MECA: Simplify Your Manuscript Resubmission

Every scientist knows the pain caused by journal rejection. To ensure compliance, researchers need to modify manuscripts based on the referee suggestions. In certain cases, resubmission to a new journal could be the only viable option. This can be painful. Each journal also has its own style and rules. Moreover, reformatting the entire manuscript for a new journal can consume a lot of time. This is where the Manuscript Exchange Common Approach (MECA) comes in. MECA is expected to facilitate the rapid transfer of peer review data. MECA was introduced at the Society for Scholarly Publishing meeting. and details of how MECA would work were recently presented at the ISTME meeting

What Is MECA?

MECA is one way of simplifying the transfer of manuscripts and peer review data between publishers. At the moment, a manuscript transfer can be quite difficult. The MECA team is focused on finding the best way to make the transfer easy.

The MECA team also has members from Clarivate Analytics, Aries Systems, eJournal Press, HighWire, and PLOS. The team is working on creating a standard vocabulary. It will be important to create a simple, flexible procedure for gathering files and sharing them across systems. The MECA team is also working out a strategy for sharing peer review information between journals. The transfer process will also need a unique identity for each paper.

Changing Times

Researchers waste about 15 million hours every year by repeating reviews.
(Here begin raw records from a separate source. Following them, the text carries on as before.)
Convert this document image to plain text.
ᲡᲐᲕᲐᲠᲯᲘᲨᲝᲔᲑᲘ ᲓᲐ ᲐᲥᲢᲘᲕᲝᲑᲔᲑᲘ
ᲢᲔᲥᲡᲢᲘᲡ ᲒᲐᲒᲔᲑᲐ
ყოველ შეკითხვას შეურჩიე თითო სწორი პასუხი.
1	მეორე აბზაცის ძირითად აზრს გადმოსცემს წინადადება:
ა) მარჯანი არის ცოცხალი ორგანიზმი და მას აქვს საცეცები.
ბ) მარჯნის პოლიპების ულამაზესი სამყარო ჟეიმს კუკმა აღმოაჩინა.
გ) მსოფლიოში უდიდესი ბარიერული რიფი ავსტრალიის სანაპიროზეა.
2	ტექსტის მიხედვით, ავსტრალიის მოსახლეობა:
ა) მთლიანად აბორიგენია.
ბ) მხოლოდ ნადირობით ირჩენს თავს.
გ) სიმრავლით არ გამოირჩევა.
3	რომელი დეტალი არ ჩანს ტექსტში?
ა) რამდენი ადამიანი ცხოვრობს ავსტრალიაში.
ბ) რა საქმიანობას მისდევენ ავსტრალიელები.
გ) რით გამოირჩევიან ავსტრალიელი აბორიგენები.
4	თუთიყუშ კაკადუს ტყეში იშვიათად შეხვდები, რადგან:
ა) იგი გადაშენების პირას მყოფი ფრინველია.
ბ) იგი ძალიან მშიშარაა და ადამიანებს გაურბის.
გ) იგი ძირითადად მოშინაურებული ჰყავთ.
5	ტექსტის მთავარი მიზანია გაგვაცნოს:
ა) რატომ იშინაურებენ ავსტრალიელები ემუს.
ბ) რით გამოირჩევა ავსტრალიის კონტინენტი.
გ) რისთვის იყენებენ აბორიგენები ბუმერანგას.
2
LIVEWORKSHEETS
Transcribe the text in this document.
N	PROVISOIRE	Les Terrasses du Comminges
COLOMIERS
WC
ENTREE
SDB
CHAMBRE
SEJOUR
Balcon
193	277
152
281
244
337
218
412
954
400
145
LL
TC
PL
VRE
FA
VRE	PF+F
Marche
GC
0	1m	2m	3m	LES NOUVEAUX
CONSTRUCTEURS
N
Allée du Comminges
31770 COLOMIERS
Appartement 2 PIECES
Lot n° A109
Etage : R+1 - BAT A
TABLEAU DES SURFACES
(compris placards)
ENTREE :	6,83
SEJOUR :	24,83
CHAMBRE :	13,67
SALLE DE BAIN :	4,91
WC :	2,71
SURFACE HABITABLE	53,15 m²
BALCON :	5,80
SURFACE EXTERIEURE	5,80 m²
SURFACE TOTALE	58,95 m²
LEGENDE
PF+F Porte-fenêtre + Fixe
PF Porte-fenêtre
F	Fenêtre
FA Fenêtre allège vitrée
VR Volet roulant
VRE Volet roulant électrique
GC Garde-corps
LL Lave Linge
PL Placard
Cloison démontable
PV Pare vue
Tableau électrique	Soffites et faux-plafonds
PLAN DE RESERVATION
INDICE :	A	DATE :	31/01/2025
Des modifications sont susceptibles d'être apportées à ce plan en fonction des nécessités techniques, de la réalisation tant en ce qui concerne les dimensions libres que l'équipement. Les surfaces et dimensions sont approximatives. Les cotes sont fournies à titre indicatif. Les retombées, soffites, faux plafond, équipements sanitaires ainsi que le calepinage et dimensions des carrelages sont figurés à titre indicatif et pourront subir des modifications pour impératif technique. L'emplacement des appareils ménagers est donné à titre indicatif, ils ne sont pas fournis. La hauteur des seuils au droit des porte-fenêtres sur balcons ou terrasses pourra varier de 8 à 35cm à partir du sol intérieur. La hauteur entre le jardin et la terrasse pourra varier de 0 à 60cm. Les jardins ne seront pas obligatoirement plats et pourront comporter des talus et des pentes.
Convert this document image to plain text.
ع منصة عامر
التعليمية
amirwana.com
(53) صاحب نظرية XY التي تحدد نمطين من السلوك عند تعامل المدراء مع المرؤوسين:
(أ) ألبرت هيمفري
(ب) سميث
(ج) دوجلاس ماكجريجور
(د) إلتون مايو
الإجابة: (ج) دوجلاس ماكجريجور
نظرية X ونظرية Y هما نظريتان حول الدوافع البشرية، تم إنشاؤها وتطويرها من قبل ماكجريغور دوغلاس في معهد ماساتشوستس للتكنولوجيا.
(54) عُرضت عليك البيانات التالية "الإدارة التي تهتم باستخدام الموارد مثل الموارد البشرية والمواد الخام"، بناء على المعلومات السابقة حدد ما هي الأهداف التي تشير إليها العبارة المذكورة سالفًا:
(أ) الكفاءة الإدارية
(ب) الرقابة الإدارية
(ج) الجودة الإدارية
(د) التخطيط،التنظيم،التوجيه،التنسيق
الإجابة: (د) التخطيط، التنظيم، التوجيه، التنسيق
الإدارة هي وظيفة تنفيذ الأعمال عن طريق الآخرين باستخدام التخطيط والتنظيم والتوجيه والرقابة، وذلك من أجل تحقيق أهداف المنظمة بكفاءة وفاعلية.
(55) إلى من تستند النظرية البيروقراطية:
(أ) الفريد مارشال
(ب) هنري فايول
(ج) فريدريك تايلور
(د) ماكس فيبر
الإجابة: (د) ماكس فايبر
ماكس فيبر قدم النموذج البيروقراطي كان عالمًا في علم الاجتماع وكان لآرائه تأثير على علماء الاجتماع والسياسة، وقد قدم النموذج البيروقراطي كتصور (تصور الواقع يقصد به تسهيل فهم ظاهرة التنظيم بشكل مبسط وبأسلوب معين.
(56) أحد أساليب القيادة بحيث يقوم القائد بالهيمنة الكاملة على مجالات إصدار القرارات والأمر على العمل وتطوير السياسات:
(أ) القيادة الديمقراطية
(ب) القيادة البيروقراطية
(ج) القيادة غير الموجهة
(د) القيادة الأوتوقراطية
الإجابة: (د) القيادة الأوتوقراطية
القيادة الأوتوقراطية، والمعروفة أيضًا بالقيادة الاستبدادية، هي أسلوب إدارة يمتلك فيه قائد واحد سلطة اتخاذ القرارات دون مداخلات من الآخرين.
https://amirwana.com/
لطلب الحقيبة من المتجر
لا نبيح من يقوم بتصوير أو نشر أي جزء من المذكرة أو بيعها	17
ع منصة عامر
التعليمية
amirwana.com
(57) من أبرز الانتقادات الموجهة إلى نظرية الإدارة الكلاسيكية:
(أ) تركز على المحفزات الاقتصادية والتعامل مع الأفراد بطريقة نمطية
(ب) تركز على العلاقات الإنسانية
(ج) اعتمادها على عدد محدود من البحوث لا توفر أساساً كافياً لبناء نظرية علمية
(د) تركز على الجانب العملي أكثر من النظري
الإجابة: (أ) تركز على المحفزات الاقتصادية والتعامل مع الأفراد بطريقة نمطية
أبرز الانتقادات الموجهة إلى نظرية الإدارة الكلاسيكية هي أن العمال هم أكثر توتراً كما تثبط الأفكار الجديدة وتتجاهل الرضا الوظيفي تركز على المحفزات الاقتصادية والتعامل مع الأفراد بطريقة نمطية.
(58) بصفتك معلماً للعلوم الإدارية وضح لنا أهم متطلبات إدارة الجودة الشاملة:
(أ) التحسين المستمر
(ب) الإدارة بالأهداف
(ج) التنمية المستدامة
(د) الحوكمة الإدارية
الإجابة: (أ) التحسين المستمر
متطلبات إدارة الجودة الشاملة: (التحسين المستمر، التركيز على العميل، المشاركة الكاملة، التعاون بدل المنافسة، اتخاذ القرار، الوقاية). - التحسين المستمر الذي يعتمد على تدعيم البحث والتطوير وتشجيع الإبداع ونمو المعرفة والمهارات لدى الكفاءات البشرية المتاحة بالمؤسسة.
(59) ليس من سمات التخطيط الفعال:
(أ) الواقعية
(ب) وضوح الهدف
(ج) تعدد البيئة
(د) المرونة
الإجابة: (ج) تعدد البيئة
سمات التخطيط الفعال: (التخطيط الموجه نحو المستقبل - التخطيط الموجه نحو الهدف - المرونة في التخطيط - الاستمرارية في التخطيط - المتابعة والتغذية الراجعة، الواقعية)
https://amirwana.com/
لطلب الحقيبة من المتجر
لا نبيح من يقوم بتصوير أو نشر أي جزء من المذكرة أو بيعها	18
This could be fixed by simply transferring the peer review data of a rejected article to its new journal. Manuscripts are already being transferred within publishing groups. The challenge is to make it easier to transfer manuscript files between publishers. There also needs to be a way to transfer data between preprint servers and publishers.

The MECA team hopes to make this possible by designing a common approach. They will recommend best practices. This data will be open access. The team hopes that their recommendations will be widely used. MECA would make it easier to transfer files between submission systems. MECA could be used to submit papers from a preprint server to a publisher. Researchers could use MECA to transfer their paper from an authoring tool to a publisher. Papers could be transferred from a submission system to production services.

Language is important. The MECA team is working on creating a common vocabulary with a standard meaning. This will make it possible for different publishing systems to cross-talk with more clarity. The MECA team also has suggestions about what should be included during manuscript submission. The final submission would include a zipped folder. The individual files would be in the .xml format. These files would include the peer review, the article, and all the related files containing contact and security information.

Every article would be assigned with a unique identifier. These would include keywords, authors, the manuscript number, and the DOI. The MECA system may use a universally unique identifier (UUID). The UUID would include the date, time, MAC address, and a random number. This way, there would be no confusion with the identifier between publishers. The latest revision of the rejected article would be used in the manuscript transfer process. The peer review data could exclude the reviewers’ names. All of the reviewers’ comments would be included in the transfer.

The Timeline

The MECA team has been sharing its ideas with the research community. They have done a panel presentation at the Society for Scholarly Publishers meeting. In addition, they have also been accepting feedback and would also like to include more members. This will help them to come up with better ideas.

The next step would be to host webinars. This will help people understand how MECA would work. Later this year, the MECA team will build a pilot system. This will be tested and refined. Ideally, MECA would be ready for use in 2018.

MECA would be useful to researchers who need to re-submit a paper. If there is a way to send the files to a new publisher, it would save time. If the re-submission included peer review data, it would save the research community 15 million hours every year. The MECA project may create new tools that would be very useful.

Sharing reviews may not always be what authors want. If a manuscript is transferred, the journal editor will know that they were not your first choice. We also don’t know how a small publisher might feel about sharing all the peer review information with a larger competitor. A scientist may not want to transfer peer review data if they perceived the review to be unfair. Resubmitting just the article may, in fact, provide an opportunity to get a better review.

The MECA team is working on a way to simplify manuscript resubmissions. This would usually happen after a scientist receives a journal rejection notice. Being able to transfer data between systems would make publishing easier for scientists. With MECA, the peer review data would be transferred across systems. This would make the review process easier for editors as well. MECA could, thus, make resubmission much more efficient.